That may be a grandiose headline for a post that won’t deliver. But I have never understood the rationale for keeping a separate and semi-autonomous chain of command for Special Operations Forces in a counterinsurgency. If the perspective of the local population is “strategically decisive,” then it’s hard to understand why it’s acceptable to keep a command structure in place that allows some forces to place greater value on objectives other than population protection. Matt Gallagher relates a story in Kaboom about a Special Operations task force that came into his area of responsibility in Iraq and stormed a mosque, something he would never be allowed to do and the consequences of which — the offense caused to the locals — he’d have to live with.

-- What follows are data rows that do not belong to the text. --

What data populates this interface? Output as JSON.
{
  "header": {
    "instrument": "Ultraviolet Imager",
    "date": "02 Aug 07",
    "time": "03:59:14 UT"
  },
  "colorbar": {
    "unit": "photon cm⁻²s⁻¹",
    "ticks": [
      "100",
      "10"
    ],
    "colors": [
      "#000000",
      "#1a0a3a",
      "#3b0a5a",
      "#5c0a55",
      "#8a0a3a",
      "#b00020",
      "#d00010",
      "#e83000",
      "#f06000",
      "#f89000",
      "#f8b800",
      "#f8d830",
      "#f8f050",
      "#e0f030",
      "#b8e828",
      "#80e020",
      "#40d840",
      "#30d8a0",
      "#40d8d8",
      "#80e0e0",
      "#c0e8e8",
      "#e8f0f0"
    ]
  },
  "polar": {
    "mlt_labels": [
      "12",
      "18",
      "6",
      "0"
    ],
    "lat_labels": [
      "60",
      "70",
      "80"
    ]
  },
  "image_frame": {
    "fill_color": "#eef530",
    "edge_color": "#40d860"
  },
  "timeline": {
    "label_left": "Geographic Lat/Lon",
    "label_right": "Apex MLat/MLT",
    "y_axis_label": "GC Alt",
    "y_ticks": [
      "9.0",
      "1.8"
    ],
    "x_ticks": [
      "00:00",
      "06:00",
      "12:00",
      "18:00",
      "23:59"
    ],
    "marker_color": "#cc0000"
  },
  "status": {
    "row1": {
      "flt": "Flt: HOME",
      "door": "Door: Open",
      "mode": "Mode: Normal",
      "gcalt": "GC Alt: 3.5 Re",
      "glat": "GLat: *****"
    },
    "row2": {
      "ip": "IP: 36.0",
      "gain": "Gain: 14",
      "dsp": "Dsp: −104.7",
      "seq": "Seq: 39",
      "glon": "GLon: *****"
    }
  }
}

The ultimate commander of the task force that complicated Gallagher’s life back then was a three-star Army general named Stanley McChrystal. Now McChrystal has seen it from the other perspective, and issued guidance that consolidates greater Special Operations control under his command. Before he issued that guidance, it turns out, SOF elements raided a home near Gardez looking for insurgents, killed two men and three women — none of whom were in insurgents — and ISAF later issued a misleading statement about what happened.

Maybe the new SOF guidance will get all U.S. and NATO elements in Afghanistan singing from the same strategic sheet music. But McChrystal’s guidance didn’t go all the way:

Only detainee operations and “very small numbers of U.S. S.O.F.,” or Special Operations forces, are exempted from the directive, Admiral Smith said. That is believed to include elite groups like the Army’s Delta Force and the Navy’s Seals.

This makes sense… why? Justin Elliott highlighted a statement from McChrystal at a recent town-hall meeting with his troops expressing displeasure at the number of times troops’ very understandable force-protection concerns have led them to shoot “an amazing number of people and [kill] a number and, to my knowledge, none has proven to have been a real threat to the force.” That’s clearly an admirable sentiment and a responsible instruction. But why continue to keep a structure in place that allows different forces to play by different and potentially counterproductive rules?